I found that when I’m getting sleep, and my score is 65 or below, my thoughts are so negative. I just think, “Oh my gosh, I can’t do anything. Everything’s going to be tough.”

I’m such a pessimist when I don’t have quality sleep. 

How can families use this?

I would recommend that if you’re a parent, start with yourself. Get to know the Muse, get to know how to use it, the ins and the outs, putting it on, how it positions particularly, and really start using it just five, ten minutes a day. It doesn’t have to be anything really super intensive; use it to track progress, how things change. And for older kids, they might see you using it and say, “Hey, I want to try.” So you might want to start them out with the game.

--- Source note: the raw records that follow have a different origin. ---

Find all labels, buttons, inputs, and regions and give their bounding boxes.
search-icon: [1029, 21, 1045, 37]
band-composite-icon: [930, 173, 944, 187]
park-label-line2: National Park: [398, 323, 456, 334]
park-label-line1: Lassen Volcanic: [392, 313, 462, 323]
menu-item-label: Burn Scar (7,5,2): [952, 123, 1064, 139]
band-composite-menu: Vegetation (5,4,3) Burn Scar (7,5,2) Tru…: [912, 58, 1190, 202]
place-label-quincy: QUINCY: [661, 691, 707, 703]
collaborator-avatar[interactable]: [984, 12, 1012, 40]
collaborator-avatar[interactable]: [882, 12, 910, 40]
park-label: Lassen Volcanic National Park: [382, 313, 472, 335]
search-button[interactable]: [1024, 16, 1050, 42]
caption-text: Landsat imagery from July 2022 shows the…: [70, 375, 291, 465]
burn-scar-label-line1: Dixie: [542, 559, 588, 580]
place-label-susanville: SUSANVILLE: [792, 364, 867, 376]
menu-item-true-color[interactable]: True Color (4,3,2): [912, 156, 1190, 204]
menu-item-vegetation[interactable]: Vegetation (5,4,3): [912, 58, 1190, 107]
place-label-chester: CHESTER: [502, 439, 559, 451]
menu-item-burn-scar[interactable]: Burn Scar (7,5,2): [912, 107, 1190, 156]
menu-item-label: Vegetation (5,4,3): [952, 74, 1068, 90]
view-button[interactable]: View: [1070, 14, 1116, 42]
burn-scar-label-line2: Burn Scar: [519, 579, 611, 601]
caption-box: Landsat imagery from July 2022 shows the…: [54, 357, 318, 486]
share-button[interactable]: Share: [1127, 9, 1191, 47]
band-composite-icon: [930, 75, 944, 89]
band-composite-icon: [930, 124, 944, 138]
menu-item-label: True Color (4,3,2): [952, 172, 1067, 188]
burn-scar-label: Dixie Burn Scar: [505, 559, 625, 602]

For kids, maybe those who you’ve worked on a lot of different issues, and then the issue at school might be that they need to focus more. Then again, this would be something that you could use to help train the brain in a neurofeedback way, based on data, on how you can increase your child’s ability to focus. 

Awareness Over Perfection

The most important thing about the Muse or anything like this is not about perfection. It’s about awareness, and when you can understand your body’s signals, you can respond in different ways. 

You might be able to respond with compassion instead of frustration. As you would have in the past, because now you have a lot more awareness of how I am feeling.

Final Thoughts

So overall, I think the Muse is a great product. I’m very thankful that they sent it to me. I will continue to use it because I think I can be a much more amazing person and parent, and everything, if my sleep is greatly improved, and I think the Muse will help me get there. We all want better sleep so we can be better parents to our children. They certainly deserve that.